Fifty-eight Palestinians were killed and 2,700 were injured in one of the most violent days along the Palestinian/Israeli border in years. The violence came amidst protests that began on March 30 and had already seen dozens of casualties.
The protests are in response to the opening of the U.S. Embassy in Jerusalem a city scared to both Israelis and Palestinians, and one both sides see as the future capital of their respective states.
President Trump, in a controversial move, declared Jerusalem the capital of Israel and ordered the U.S. State Department to relocate the U.S. Embassy there in December. The move was seen throughout the Arab world as an indication the U.S. was abandoning any pretense of impartiality in the Palestinian/Israeli conflict.
The administration announced at the time that the move would take years to complete. It would subsequently announce that it would happen in May of this year, months, if not years, ahead of schedule. Palestinians responded by boycotting the peace process run by the U.S.
“The United States has excluded itself from the peace process, they can no longer mediate in the Middle Eastern settlement. They have become a party to the conflict, which rules out the possibility of participation in the peace process,” Palestinian National Authority (PA) Foreign Minister Riyad Maliki said in an address to the Arab League in Cairo in December.
The U.S. Embassy opened today in Jerusalem on the 70th Anniversary of the founding of the state of Israel.
The U.S. “remains fully committed to facilitating a lasting peace agreement,” President Trump said in a recorded address to the crowd gathered at the ceremony.
The President’s son-in-law, along with his wife, First Daughter Ivanka Trump led the U.S. delegation to the opening, which included Treasury Secretary Steven Mnuchin. “When there is peace in this region, we will look back upon this day and will remember that the journey to peace started with a strong America recognizing the truth,” Kushner said, addressing the crowd.
Israeli Prime Minister Benjamin Netanyahu struck a much more defiant tone. “What a glorious day,” Netanyahu said. “Remember this moment! This is history! President Trump, by recognizing history, you have made history.”
“We are in Jerusalem and we are here to stay. We are here in Jerusalem protected by the great soldiers of the army of Israel and our brave soldiers are protecting the border of Israel as we speak today,” he added.
The protesters that had gathered along the border were urged forward toward a border fence by other protestors. They were fired upon by Israeli soldiers using tear gas and live ammunition. Hamas, the political organization that governs Gaza independent of the Palestinian Authority, said the purpose of the demonstrations was to “confront the embassy deal.”
“The American administration bears responsibility for all consequences following the implementation of this unjust decision,” said Khalil al-Hayyah, Hamas’ deputy leader. “This crime will not pass.”

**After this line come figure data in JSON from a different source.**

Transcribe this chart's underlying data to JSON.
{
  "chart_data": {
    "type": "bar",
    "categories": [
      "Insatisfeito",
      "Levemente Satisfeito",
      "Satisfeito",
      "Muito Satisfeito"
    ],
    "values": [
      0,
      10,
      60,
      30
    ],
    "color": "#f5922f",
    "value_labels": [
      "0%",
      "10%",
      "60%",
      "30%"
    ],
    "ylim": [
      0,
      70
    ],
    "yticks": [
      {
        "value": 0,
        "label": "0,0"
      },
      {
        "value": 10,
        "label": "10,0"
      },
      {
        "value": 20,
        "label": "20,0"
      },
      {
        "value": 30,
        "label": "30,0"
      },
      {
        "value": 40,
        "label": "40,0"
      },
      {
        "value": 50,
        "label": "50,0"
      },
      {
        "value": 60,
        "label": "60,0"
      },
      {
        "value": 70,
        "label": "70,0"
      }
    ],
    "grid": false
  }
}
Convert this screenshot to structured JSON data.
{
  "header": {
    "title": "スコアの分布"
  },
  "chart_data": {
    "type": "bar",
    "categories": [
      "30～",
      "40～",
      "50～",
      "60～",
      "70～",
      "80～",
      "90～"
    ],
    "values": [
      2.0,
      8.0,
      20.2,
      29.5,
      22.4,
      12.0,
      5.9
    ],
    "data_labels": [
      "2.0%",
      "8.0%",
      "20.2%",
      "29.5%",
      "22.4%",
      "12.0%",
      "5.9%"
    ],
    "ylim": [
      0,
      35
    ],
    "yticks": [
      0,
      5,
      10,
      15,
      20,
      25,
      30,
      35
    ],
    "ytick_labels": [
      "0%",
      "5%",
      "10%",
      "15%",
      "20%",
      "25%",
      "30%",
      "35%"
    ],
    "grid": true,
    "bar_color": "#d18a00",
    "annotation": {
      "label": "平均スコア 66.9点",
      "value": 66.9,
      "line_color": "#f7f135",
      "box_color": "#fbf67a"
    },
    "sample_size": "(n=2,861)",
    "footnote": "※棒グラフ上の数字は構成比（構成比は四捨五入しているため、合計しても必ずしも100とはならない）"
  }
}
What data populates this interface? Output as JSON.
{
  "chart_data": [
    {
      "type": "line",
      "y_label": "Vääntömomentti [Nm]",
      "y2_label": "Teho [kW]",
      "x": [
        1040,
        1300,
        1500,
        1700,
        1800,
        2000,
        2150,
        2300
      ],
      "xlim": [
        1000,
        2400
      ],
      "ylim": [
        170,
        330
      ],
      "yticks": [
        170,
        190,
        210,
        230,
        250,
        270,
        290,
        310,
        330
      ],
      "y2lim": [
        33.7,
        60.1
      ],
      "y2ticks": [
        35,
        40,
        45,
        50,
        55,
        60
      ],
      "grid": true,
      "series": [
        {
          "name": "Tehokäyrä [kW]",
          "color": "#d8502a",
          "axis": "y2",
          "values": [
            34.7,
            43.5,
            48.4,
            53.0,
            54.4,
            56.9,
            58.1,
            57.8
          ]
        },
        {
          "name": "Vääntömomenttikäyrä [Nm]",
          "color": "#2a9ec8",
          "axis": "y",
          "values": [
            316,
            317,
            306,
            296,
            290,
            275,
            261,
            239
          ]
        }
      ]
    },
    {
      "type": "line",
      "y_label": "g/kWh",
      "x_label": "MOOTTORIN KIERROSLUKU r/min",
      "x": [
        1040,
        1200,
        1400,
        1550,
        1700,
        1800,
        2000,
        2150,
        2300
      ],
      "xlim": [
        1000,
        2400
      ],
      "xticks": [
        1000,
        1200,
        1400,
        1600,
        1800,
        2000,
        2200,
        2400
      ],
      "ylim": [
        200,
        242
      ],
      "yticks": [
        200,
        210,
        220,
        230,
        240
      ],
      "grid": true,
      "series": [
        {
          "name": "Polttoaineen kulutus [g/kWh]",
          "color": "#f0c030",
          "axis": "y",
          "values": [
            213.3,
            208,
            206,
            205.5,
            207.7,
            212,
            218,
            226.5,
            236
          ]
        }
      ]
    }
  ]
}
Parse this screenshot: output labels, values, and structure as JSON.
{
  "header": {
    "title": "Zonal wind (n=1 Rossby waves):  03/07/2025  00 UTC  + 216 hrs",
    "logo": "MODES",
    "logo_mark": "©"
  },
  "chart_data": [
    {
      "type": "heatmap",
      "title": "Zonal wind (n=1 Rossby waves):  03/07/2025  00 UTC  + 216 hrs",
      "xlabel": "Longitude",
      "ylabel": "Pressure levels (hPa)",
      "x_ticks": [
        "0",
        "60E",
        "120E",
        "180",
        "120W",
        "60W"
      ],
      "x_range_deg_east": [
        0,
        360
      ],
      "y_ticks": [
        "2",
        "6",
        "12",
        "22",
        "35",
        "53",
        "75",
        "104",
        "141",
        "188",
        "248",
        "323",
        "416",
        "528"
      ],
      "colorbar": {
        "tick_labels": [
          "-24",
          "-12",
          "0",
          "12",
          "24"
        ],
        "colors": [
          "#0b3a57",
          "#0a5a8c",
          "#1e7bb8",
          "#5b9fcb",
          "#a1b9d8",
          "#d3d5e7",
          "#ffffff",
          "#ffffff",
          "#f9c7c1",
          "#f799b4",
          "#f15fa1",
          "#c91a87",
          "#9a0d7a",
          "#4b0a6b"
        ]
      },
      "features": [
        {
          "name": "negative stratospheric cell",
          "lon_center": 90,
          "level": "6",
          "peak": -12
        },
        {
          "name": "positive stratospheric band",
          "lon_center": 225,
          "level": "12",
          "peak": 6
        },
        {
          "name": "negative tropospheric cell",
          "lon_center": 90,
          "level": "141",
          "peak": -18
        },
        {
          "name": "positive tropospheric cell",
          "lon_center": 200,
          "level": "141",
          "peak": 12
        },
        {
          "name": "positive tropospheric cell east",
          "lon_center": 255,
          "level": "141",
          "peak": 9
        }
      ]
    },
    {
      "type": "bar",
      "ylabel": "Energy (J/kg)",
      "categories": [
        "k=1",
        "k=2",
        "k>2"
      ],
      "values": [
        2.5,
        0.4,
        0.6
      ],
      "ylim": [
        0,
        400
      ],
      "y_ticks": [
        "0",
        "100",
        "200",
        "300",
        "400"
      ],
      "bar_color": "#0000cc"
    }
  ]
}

“From a U.S. perspective, it was always unclear what strategic purpose moving the US Embassy to Jerusalem was serving. The Trump administration continues to insist that the move will bring Israelis and Palestinians closer to peace and accepts the regional reality,” Dalia Dassa Kaye, Director of the Center for Middle East Public Policy and a senior political scientist at the RAND Corporation, told ITN.
“But it seems unrealistic to believe that a policy move that isolates the United States, increases Palestinian despair and inflames regional tensions is helpful for peace, or U.S. interests for that matter.”
Even more protestors are expected to attempt to cross the border on Tuesday. May 15 is a day of observance for Palestinians. It is the anniversary of what they call the Nakba, or catastrophe. The day hundreds of thousands of Palestinians were expelled from their lands in the newly-founded state of Israel, who have been unable to return or reclaim property left behind.